Really self-assured directorial debut from Liang Ming. Excellent acting, especially Xingchen Lyu as the protagonist, Guxi. The fragmented sequences towards the end are perfect reflections of her internal conflicts. Even Dongzi — the fourth wheel in the tripartite conflict between Guxi, her brother, and his new girlfriend — is a well-realized character.
4/10/2021: Deadly Cuts (2021): ***
The Commitments plus Zoolander plus pretty much any Baz Luhrmann with a bit of Letterkenny. This kind of goofy comedy works if it has a good heart, and this one does.
4/11/2021: Censor (2021): ***1/2
Impressive debut movie. Really really smart piece of work. It feels like every frame was a conscious choice. I spent a lot of the movie thinking about the contractors who review objectionable content on Facebook, and stories about how traumatizing that work can be. I’d guess director Prano Bailey-Bond is pretty aware of those stories. Censor really grapples with desensitization and trauma, and I loved it for that; at one point I thought the movie was going to reach a conclusion, but then it deftly undercuts the easy answers.
4/11/2021: Tove (2020): ****1/2
I’m a fan of the Moomins, but this goes way beyond that. Alma Pöysti Is vibrant, in joy and in sorrow. It’s about Jansson’s life, what it’s like to disappoint family, class tensions, art versus craft, and I guess really about a genius finding her path. There’s quite a bit packed into this one.

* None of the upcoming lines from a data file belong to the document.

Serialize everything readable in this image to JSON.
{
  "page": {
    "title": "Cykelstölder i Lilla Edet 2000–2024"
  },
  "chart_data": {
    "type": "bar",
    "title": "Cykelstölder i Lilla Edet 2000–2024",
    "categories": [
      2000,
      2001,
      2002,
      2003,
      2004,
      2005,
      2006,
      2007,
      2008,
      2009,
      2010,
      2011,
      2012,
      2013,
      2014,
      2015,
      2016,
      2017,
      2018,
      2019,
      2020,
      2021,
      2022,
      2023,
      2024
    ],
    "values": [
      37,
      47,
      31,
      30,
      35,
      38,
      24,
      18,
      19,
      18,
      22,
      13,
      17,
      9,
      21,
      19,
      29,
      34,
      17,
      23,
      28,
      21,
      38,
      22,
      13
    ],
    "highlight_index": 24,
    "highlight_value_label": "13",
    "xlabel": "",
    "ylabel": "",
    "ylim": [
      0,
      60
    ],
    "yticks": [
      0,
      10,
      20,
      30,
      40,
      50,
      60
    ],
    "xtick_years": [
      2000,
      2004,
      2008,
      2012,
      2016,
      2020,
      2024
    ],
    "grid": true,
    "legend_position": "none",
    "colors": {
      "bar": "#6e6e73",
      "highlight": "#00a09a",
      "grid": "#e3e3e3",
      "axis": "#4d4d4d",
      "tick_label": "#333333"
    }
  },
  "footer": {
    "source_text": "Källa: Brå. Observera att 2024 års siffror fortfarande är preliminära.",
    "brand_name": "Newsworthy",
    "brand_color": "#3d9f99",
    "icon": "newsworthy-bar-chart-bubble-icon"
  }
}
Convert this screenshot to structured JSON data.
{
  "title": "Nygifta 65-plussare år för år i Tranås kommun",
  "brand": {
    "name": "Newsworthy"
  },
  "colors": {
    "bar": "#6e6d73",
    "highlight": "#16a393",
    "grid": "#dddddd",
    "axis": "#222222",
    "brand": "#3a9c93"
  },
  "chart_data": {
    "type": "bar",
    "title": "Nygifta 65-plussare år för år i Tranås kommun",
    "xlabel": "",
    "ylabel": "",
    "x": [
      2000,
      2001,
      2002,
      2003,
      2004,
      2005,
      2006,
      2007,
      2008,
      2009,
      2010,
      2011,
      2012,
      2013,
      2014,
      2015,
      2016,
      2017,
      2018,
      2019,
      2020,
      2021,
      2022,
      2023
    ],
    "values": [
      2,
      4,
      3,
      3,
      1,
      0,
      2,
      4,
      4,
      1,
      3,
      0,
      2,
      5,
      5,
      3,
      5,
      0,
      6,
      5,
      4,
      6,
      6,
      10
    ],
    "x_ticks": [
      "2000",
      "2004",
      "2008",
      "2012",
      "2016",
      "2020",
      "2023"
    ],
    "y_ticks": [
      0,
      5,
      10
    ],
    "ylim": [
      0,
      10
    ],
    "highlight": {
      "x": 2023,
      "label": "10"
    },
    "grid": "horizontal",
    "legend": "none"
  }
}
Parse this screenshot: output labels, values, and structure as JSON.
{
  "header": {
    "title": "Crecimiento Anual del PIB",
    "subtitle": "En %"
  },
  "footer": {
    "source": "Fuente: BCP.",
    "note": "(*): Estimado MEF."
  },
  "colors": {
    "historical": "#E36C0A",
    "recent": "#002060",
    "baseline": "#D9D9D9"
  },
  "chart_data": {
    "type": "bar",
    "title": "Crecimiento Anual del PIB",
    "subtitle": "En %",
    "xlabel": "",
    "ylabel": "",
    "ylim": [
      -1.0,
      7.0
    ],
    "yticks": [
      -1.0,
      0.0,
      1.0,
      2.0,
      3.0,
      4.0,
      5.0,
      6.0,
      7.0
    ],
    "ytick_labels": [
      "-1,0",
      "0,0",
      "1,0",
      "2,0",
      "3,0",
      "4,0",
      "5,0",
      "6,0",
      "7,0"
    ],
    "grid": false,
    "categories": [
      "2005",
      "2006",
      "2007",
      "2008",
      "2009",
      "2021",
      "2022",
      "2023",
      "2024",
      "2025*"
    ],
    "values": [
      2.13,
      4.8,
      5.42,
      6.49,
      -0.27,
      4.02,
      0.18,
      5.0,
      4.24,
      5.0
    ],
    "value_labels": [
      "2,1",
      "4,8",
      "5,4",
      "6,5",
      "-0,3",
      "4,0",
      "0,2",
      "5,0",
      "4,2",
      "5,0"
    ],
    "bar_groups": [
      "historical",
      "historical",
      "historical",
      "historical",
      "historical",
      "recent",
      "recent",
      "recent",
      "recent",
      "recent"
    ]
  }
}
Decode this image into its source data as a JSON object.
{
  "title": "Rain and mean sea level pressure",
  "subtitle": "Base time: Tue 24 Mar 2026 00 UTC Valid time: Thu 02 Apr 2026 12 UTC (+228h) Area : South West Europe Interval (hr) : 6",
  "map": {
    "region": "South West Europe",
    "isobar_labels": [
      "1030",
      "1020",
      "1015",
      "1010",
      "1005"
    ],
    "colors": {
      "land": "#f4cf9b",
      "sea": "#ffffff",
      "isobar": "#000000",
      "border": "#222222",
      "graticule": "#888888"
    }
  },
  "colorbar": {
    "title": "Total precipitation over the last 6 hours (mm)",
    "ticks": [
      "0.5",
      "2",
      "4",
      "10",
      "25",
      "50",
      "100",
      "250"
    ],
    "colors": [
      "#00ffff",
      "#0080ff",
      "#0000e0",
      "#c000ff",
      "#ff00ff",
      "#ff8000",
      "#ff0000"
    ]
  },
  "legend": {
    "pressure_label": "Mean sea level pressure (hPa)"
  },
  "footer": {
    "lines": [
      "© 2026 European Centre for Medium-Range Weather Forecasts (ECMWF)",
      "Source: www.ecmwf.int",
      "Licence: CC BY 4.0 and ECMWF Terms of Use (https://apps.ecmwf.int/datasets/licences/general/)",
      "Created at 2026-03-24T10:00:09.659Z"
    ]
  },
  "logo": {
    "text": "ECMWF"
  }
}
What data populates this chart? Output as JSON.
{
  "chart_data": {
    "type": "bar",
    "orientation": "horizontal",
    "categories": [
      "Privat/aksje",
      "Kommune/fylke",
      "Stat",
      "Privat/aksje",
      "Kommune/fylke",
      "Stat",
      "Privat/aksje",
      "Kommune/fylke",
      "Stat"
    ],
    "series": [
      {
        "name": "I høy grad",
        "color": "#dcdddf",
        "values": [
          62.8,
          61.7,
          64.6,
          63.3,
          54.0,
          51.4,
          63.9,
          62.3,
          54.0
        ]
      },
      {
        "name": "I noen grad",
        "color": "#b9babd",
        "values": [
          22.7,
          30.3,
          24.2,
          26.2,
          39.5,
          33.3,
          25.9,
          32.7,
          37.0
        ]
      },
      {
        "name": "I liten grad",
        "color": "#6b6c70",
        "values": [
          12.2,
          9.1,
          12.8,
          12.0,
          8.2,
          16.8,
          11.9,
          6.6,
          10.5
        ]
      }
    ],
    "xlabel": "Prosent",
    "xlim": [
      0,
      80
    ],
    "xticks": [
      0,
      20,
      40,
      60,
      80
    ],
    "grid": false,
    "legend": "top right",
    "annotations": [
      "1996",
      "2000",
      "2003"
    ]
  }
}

I keep coming back to Pöysti’s performance, because she has to carry all that. There’s an exchange, very early on, about a self-portrait:
“Do you think I’m the rock, the fire, or the storm?”
“You’re all three of them, aren’t you?”
That’s a lot of pressure to put on an actress before we’ve seen her be any of those things. She pulls it off.
4/11/2021: Wyrm (2019): *1/2
Sometimes I think Wes Anderson has a lot to answer for. Anyway: I was sort on board for this as a lightly amusing comedy, but I could have done without the magical Latina girlfriend.